Although no craft at all has yet made it into space, one prototype—designed by Leik Myrabo, an engineering physicist at Rensselaer Polytechnic Institute—successfully flew 233 feet into the air under laser power. Physicist Myrabo says he could increase the height existentially by up-winding to a wider and more powerful beam of light. But reaching orbit will require huge megawatt lasers; so far, the best commercial lasers used in experiments have less than 10% of that power. Military lasers might have the might, but they are difficult to access for civilian acquirement in research.

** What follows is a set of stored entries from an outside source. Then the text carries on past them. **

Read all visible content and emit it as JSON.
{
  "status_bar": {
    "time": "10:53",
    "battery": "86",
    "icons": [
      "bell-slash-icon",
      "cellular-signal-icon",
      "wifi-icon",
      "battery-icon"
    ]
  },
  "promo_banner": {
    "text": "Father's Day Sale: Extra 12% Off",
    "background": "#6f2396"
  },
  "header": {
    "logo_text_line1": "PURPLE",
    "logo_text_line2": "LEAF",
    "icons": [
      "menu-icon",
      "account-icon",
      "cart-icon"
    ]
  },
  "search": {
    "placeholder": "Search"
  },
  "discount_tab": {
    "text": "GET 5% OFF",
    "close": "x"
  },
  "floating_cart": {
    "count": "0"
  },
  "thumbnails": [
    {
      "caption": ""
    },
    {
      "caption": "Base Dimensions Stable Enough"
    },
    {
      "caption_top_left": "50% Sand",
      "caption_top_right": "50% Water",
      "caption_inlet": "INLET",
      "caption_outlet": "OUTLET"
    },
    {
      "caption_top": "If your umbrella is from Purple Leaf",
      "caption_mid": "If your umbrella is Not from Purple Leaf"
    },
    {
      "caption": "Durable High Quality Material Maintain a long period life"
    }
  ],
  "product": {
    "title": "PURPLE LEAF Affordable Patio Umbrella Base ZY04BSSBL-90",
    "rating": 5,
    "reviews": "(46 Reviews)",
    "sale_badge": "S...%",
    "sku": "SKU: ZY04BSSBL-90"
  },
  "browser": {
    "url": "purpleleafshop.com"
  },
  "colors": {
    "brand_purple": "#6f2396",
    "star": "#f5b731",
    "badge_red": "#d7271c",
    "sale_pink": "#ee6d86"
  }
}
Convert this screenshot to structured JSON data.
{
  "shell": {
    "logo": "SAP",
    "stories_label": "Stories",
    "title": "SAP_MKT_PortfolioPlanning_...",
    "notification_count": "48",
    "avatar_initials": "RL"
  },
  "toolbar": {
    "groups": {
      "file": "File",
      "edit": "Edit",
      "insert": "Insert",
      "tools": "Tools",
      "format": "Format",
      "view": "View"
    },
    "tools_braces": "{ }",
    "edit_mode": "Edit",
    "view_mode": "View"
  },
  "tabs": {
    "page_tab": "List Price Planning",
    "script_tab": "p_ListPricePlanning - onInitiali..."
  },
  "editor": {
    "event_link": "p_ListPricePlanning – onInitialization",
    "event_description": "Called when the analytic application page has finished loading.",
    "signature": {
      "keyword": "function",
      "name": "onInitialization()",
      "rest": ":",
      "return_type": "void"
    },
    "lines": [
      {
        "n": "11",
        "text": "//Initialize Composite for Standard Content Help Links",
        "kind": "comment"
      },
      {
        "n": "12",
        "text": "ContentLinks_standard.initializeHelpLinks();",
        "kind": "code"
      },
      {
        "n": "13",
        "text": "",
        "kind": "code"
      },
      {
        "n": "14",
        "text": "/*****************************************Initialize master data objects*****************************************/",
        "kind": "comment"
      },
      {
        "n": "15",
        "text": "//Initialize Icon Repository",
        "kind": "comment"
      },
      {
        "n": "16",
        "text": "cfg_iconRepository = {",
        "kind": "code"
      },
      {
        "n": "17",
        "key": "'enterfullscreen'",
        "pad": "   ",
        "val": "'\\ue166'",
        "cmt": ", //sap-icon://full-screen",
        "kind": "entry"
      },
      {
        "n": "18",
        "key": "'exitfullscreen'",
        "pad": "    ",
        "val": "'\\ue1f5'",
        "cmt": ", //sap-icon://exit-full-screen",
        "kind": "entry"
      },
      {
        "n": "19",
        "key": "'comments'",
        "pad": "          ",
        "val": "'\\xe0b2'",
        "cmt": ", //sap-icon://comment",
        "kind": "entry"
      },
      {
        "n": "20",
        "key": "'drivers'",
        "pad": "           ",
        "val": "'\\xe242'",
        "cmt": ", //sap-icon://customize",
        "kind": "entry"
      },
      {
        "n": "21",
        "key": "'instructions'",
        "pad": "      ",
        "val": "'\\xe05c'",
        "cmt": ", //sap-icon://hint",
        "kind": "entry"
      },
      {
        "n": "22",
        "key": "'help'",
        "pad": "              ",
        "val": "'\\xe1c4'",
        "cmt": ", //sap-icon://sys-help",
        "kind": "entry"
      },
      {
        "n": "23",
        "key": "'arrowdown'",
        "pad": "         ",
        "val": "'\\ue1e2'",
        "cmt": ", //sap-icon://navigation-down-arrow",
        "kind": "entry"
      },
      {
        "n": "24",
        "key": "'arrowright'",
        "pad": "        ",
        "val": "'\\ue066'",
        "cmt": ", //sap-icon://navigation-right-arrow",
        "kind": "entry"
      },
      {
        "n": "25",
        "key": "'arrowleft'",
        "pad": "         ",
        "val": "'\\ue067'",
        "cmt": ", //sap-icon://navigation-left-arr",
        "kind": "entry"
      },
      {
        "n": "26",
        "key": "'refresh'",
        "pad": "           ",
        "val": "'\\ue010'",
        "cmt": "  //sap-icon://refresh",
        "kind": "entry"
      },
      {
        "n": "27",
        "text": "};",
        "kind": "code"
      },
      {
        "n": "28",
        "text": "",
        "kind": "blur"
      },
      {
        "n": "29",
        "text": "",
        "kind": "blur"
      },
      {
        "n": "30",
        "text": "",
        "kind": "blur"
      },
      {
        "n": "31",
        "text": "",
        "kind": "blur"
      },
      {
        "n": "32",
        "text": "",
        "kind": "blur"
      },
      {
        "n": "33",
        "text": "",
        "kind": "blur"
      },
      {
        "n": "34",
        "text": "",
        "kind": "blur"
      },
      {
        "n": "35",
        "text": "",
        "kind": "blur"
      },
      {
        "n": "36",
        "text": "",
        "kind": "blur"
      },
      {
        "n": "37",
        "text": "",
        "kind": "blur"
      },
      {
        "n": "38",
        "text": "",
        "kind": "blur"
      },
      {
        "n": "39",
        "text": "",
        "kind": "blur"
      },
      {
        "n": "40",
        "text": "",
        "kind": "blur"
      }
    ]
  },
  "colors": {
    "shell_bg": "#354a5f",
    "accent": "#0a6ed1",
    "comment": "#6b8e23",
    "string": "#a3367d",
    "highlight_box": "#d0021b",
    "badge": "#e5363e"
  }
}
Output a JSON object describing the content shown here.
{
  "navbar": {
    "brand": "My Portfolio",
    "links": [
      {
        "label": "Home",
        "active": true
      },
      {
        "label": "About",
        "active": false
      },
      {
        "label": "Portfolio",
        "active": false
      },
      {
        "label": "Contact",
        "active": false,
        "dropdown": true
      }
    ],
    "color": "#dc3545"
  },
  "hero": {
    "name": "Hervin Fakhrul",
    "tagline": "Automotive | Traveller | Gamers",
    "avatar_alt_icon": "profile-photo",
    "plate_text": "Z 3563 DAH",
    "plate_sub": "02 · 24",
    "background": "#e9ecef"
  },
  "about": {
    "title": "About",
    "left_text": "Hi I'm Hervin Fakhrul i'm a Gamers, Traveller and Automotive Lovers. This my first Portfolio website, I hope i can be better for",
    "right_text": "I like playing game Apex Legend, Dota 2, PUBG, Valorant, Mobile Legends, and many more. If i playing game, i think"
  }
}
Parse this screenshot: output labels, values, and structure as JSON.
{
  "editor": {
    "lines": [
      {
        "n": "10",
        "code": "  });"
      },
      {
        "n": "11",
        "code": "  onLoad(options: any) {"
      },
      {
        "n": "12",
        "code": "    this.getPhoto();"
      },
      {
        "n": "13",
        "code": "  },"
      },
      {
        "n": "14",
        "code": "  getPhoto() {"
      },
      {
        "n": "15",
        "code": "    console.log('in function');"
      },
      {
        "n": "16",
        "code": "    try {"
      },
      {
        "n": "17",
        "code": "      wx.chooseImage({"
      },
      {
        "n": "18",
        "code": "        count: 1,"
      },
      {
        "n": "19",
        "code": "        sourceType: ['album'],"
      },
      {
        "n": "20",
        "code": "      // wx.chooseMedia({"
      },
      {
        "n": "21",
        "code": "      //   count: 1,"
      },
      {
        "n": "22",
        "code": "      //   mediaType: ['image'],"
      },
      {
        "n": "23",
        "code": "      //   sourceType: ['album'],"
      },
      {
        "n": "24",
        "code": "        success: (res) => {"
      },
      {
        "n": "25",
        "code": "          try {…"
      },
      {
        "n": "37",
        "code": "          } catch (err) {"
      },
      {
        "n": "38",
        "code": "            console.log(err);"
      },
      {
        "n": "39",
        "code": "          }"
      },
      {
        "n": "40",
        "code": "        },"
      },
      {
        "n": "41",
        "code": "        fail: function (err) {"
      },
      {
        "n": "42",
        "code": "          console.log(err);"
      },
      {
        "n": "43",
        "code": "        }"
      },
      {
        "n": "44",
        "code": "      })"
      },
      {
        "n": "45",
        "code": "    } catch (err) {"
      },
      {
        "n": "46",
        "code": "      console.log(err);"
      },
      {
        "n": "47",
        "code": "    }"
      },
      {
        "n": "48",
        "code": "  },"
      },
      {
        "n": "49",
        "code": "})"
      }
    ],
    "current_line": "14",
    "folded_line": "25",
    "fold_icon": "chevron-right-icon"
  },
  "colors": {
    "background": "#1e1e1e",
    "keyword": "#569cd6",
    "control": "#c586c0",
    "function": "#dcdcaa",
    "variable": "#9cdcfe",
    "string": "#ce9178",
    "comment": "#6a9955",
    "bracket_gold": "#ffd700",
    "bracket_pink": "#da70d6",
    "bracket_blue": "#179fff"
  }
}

Myrabo is now joining up with the Brazilian Air Force on efforts to boost laser power in tests at the Institute for Advanced Studies in São José dos Campos, Brazil.
This article is very interesting to me because (1) I have an avid interest in astrophysics and space science (2) this is a huge technological leap for space exploration in many ways including; cost factors, distance, and astronomical advancements, and (3) the cheaper the cost for space travel, theoretically, the more we can travel into space. I think that space discovery is very important to us -as humans- for a larger understanding of why we exist. For isn’t this the ultimate question: “Why are we here?” To the detriment of the human race we have been bogged down for two millennia by the super-natural consensus that something more than we can imagine created us. Despite the fact that this mode of thinking is contradictory; it has no evidence what so ever, none. This is the age of science, reason and technology. These three tried and tested modes of thinking in the natural world are the way forward and with these we are ever closer to that ultimate answer. Or will we ever know?